Matériel et méthodes
Entre l’année 1993 et l’année 2005, le laboratoire de parasitologie
et de mycologie médicale du CHU Ibn Sina de Rabat a identifié 9 cas
de cryptococcose à Cryptococcus neoformans sur des prélèvements du
liquide céphalorachidien (LCR) provenant de 9 patients
immunodéprimés. Cette identification a été faite grâce à la mise en
évidence à l’examen direct à l’encre de chine de levures
encapsulées et à l’isolement de Cryptococcus neoformans en culture
sur milieux de Sabouraud sans cyclohexemide. Ce champignon a été
identifié d’après sa morphologie microscopique sur milieux de
culture, ses caractères physiologiques sur milieu urée-indole et
sur les galeries d’identification Auxacolor (Bio Rad). La recherche
d’antigènes circulants cryptococciques dans le LCR a été réalisée
par la méthode d’agglutination au latex (Kit Crypto-LA Test des
laboratoires Fumouze).
Les dossiers des malades ont été récupérés auprès des services
cliniques concernés et au niveau de chaque dossier, nous avons
relevé l’âge, le sexe, le type d’immunodépression, les données
cliniques, biologiques et thérapeutiques ainsi que l’évolution.
Résultats
Les patients ayant fait l’objet de la présente étude sont au nombre
de 9, dont 7 hommes et 2 femmes âgés de 24 à 52 ans (âge
moyen : 33 ans) (tableau 1). Huit étaient atteints du sida et
le 9e patient était sous corticothérapie pendant une
année pour hyalinose segmentaire et focale. Parmi ces malades, 2
avaient une cryptococcose pulmonaire associée. Dans 5 des 8 cas de
sida, la cryptococcose était révélatrice de la présence du
rétrovirus ; les 3 autres étaient déjà connus sidéens avant la
détection de Cryptococcus neoformans dans leur LCR.
Sur le plan clinique, la raideur de la nuque était presque
constante (8 cas/9 cas), 7 patients ont été rapportés fébriles et 6
ont présenté des céphalées et des vomissements isolés.

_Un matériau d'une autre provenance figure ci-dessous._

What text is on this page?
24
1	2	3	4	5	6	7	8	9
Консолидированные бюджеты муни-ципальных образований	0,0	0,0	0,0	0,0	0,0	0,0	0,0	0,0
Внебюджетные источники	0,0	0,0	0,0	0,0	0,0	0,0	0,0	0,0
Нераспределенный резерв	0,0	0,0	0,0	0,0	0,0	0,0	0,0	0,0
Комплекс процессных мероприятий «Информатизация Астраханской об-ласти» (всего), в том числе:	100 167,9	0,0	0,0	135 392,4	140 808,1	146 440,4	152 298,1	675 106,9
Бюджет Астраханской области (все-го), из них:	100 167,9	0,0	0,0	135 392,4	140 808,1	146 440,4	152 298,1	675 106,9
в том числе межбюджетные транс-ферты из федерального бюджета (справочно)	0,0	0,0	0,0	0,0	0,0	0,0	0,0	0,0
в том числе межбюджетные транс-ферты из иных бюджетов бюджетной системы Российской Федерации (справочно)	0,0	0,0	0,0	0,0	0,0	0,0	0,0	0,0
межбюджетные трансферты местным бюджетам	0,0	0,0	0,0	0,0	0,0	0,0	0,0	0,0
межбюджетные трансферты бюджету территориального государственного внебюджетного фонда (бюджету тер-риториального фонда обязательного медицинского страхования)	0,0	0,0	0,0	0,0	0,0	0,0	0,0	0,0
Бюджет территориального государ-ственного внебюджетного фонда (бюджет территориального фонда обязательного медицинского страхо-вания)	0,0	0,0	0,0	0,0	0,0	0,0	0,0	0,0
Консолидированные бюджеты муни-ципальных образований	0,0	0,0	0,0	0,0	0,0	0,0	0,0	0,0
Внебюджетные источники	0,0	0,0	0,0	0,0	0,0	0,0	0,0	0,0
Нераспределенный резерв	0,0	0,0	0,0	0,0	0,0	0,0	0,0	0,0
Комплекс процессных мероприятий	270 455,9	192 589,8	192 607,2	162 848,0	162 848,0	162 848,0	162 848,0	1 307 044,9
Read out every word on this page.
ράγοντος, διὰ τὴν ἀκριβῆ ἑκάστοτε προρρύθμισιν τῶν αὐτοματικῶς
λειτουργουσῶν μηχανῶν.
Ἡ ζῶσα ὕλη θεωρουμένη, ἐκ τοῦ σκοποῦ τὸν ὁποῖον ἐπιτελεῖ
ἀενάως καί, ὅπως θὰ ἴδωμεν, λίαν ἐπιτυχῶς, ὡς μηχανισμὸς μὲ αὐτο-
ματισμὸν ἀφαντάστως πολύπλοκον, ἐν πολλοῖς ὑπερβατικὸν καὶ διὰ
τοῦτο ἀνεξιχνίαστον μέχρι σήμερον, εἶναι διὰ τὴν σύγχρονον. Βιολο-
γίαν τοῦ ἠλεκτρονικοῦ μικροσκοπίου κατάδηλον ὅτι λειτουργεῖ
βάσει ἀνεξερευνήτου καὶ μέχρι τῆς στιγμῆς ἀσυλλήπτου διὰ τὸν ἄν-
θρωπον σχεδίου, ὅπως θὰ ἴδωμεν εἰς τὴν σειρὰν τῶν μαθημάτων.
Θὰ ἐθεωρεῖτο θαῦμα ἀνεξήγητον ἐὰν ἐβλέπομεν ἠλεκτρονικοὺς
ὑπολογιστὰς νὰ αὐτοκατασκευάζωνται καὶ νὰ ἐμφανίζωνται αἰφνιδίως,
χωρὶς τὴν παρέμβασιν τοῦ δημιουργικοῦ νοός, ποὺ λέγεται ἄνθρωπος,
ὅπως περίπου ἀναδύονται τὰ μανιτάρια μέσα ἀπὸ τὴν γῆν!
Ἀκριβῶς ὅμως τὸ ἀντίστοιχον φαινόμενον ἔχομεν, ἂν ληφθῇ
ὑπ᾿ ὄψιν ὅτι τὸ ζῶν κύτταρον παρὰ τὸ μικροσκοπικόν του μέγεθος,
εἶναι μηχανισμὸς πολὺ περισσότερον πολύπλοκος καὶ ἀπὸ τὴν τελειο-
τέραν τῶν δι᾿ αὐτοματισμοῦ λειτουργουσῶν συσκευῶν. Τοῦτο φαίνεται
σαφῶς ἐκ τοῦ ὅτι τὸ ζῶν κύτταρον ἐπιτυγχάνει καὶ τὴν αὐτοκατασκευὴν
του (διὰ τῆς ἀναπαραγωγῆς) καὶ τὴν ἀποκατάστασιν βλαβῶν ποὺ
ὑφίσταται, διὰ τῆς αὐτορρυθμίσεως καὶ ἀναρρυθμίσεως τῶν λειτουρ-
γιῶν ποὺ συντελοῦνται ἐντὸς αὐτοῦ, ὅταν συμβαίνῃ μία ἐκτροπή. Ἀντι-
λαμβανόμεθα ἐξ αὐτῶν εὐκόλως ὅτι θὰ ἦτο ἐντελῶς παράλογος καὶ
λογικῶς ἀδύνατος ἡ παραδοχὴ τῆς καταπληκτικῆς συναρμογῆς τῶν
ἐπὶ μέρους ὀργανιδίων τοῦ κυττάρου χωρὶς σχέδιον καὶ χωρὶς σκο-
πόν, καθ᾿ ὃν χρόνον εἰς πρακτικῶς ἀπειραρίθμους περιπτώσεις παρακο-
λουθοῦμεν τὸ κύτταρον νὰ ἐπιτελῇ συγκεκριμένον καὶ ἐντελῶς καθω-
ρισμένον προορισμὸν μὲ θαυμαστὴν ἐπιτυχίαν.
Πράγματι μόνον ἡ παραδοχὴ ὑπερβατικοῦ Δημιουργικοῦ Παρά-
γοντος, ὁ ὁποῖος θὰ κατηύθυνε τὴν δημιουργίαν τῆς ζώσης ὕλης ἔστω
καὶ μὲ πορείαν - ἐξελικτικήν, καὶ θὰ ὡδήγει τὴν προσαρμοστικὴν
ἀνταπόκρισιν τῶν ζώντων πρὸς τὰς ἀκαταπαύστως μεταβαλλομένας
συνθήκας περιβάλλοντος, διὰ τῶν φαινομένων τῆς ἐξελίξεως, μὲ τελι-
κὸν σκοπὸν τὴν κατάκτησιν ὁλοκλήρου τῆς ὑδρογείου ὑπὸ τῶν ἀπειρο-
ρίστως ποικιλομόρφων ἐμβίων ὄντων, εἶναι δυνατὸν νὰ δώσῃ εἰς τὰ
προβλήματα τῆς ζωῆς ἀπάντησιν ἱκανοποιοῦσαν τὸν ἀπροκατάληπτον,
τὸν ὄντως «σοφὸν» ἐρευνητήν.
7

Les 9 LCR étaient positifs à l’examen direct, à la culture et
présentaient des antigènes circulants. L’étude de l’immunité
cellulaire a été focalisée sur la numération des lymphocytes T
CD4 : 7 patients des 8 cas de sida ont eu un taux de CD4
inférieur à 100 éléments/mm3. Cryptococcus neoformans a
été mis en évidence dans les expectorations induites chez 2 malades
ayant présenté des signes pulmonaires. Six malades ont bénéficié
d’un scanner cérébral avec absence d’anomalies dans 4 cas et des
signes imputables à la cryptococcose dans 2 cas (une atrophie
corticomédullaire, une mégaciterne).
Pour le traitement, un malade a été mis sous fluconazole pour
intolérance à l’amphotéricine B et les 8 autres ont été traités par
l’amphotéricine B dont 3 ont bénéficié d’un relais par le
fluconazole.
L’évolution a été favorable dans 3 cas et défavorable dans 5 cas
(3 décès à la première semaine et 2 décès après 2 mois du
traitement), un malade n’a plus été suivi par le service clinique
et son évolution n’a pas pu être renseignée.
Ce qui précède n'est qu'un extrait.